The school-agers have worked on forts to share with the preschoolers. They’ve planted golf balls to surprise them, carved out snow forts, and cleared trails and packed down the sledding hill to make it easier for the younger students. In return, the preschoolers have been respectful and thankful, calling out their appreciation and enthusiastically waving through windows. But the magic really took off with the discovery of blue spots in the snow.

It was during a scavenger hunt that the blue patches on the snow were found. The school-agers certainly thought that they had earned a top prize! We were all stumped, though. What were they? It took some research (thanks, Google) and some brainstorming on what exactly to search. “Blue snow” brought up glaciers and explained why ice appears blue. Hmmm. Deer and rabbit scat was nearby, and a child wondered if the blue patches could be pee from an animal. A search for “blue rabbit urine” resulted in images that matched! The internet explained that this happens when rabbits are stressed for food and turn to European buckthorn, an invasive species with toxic berries with which these children are well acquainted. It would seem logical that the dark blue berries led to the blue pee. (Personal stories of eating “superman”-flavored/dyed ice cream were shared at this point!) But it is actually the buckthorn bark and branches that the rabbits can reach and consume.

A 2019 article in the Mille Lacs Messenger by Stan Tekiela explained more. “The buckthorn produces phytochemicals through primary and secondary metabolism. Usually the phytochemicals have biological activity in the host plant and help in the plant’s growth or defense when fighting competing trees, pathogens such as plant killing fungus or predators such as insects. The compounds pass through the rabbit’s system and come out in the urine. Normal rabbit urine color is yellow. When they are eating buckthorn, the rabbit’s urine comes out yellow, but it is widely reported (not tested) that once the urine, tainted with the phytochemicals, is exposed to sunlight, it turns blue in about ten minutes.” He also posits that it is exposure to oxygen, rather than to sunlight, that may cause the color change.

The knowledge was gobbled up by the school-agers and shared with the preschoolers. While they wanted to see the blue spots too, the biggest takeaway for the younger students was that the rabbits were very hungry, and therefore, they had to do something to help!
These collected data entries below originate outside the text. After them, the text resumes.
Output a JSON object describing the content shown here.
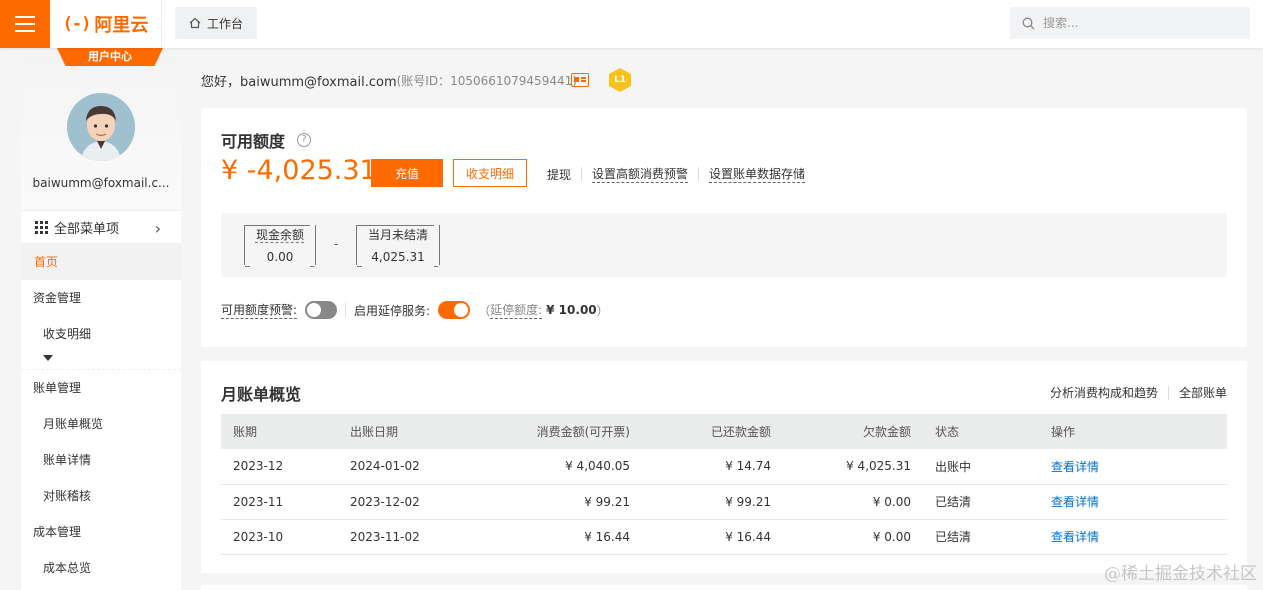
{
  "topbar": {
    "brand_mark": "(-)",
    "brand_name": "阿里云",
    "workbench_label": "工作台",
    "search_placeholder": "搜索..."
  },
  "sidebar": {
    "user_tag": "用户中心",
    "user_email": "baiwumm@foxmail.c...",
    "all_menu_label": "全部菜单项",
    "items": [
      {
        "type": "item",
        "label": "首页",
        "active": true
      },
      {
        "type": "group",
        "label": "资金管理"
      },
      {
        "type": "sub",
        "label": "收支明细"
      },
      {
        "type": "group",
        "label": "账单管理"
      },
      {
        "type": "sub",
        "label": "月账单概览"
      },
      {
        "type": "sub",
        "label": "账单详情"
      },
      {
        "type": "sub",
        "label": "对账稽核"
      },
      {
        "type": "group",
        "label": "成本管理"
      },
      {
        "type": "sub",
        "label": "成本总览"
      }
    ]
  },
  "greeting": {
    "hello": "您好，baiwumm@foxmail.com",
    "account_id": "(账号ID：1050661079459441)",
    "level": "L1"
  },
  "quota": {
    "title": "可用额度",
    "help": "?",
    "balance": "¥ -4,025.31",
    "recharge_label": "充值",
    "detail_label": "收支明细",
    "actions": [
      "提现",
      "设置高额消费预警",
      "设置账单数据存储"
    ],
    "cash_label": "现金余额",
    "cash_value": "0.00",
    "minus": "-",
    "unsettled_label": "当月未结清",
    "unsettled_value": "4,025.31",
    "alert_label": "可用额度预警:",
    "alert_on": false,
    "delay_label": "启用延停服务:",
    "delay_on": true,
    "delay_open": "（",
    "delay_quota_label": "延停额度:",
    "delay_quota_value": "¥ 10.00",
    "delay_close": "）"
  },
  "bills": {
    "title": "月账单概览",
    "links": [
      "分析消费构成和趋势",
      "全部账单"
    ],
    "columns": [
      "账期",
      "出账日期",
      "消费金额(可开票)",
      "已还款金额",
      "欠款金额",
      "状态",
      "操作"
    ],
    "rows": [
      {
        "period": "2023-12",
        "date": "2024-01-02",
        "amount": "¥ 4,040.05",
        "paid": "¥ 14.74",
        "owed": "¥ 4,025.31",
        "status": "出账中",
        "action": "查看详情"
      },
      {
        "period": "2023-11",
        "date": "2023-12-02",
        "amount": "¥ 99.21",
        "paid": "¥ 99.21",
        "owed": "¥ 0.00",
        "status": "已结清",
        "action": "查看详情"
      },
      {
        "period": "2023-10",
        "date": "2023-11-02",
        "amount": "¥ 16.44",
        "paid": "¥ 16.44",
        "owed": "¥ 0.00",
        "status": "已结清",
        "action": "查看详情"
      }
    ]
  },
  "watermark": "@稀土掘金技术社区",
  "colors": {
    "accent": "#ff6a00",
    "link": "#0070cc"
  }
}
The next day the preschoolers set to work, delivering a parent’s donation of carrots and cabbage to the rabbits. They worked compassionately, building a “bunny fort” (modeled after the big kids’ fort) throughout the coming days for the rabbits to rest in.

While we weren’t physically near, the two groups strengthened their connection over a shared experience – gaining knowledge and stretching socially and emotionally along the way. I know it wasn’t really magic, but that is certainly how I’d describe it.